Tous les gouvernements ne disposent cependant pas d’une pleine souveraineté monétaire. Par exemple, les provinces et municipalités du Canada doivent d’abord obtenir des dollars avant de pouvoir les dépenser. Or, les gouvernements qui ont comme le Canada une pleine souveraineté n’ont pas ce type de contrainte financière. C’est pourquoi le gouvernement canadien n’a pas eu besoin de percevoir un impôt spécial pour financer sa réponse à la pandémie. Il a littéralement créé cet argent en augmentant le solde de nos comptes bancaires électroniques.

Contraintes sur les dépenses : l’inflation et l’économie globale

Bien que le gouvernement canadien ne sera jamais à court de dollars, il est contraint dans ce qu’il peut acheter avec l’argent qu’il crée.

Premièrement, la richesse qui existe à l’intérieur de nos frontières est limitée et si le gouvernement fédéral veut acheter des biens et services déjà utilisés, il peut causer de l’inflation, soit une hausse des prix. Pour illustrer le concept, supposons que le salaire moyen d’un plombier s’élève à 30 $/heure et que le gouvernement veut embaucher 500 plombiers pour un projet d’infrastructure. S’il y a 500 plombiers en recherche d’emploi qui sont prêts à accepter le salaire moyen en échange de leurs services, l’embauche n’aura pas de conséquence directe sur le prix des services de plomberie. Par contre, si tous les plombiers travaillaient déjà pour 30 $/heure et que le gouvernement souhaite les embaucher, il devra leur offrir un salaire plus élevé pour les inciter à travailler pour lui. Ce faisant, il pourrait générer de l’inflation.

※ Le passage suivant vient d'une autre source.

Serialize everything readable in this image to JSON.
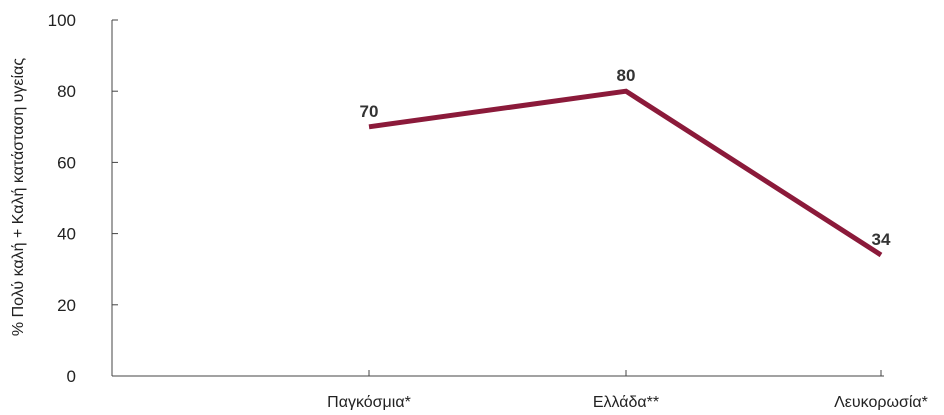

Deuxièmement, les biens et services des autres pays ne sont généralement pas vendus en dollars canadiens. Plusieurs facteurs souvent hors de notre contrôle (comme le prix du pétrole) affectent toutefois les taux de change (le prix) que nous devrons payer pour ces marchandises. Une forte demande internationale pour le dollar canadien nous permet d’importer plus que ce que nous exportons et cet influx de biens et services augmente notre richesse réelle. Ainsi, quand la demande dans la communauté internationale pour nos dollars baisse, cela diminue les biens et services que nous avons à notre disposition et réduit notre richesse matérielle.

Conclusion

En somme, si l’on résume les principes de la MMT, puisque le gouvernement fédéral jouit d’une pleine souveraineté monétaire, une pénurie de dollars ne pourra jamais survenir au Canada. Par contre, notre richesse réelle est limitée par les biens et services que nous possédons et par ceux que nous sommes capables d’importer de l’étranger. Ce que nous décidons de faire avec ces ressources est donc une question politique et la comptabilité des dépenses du gouvernement fédéral ne devrait jamais être un obstacle à nos buts collectifs.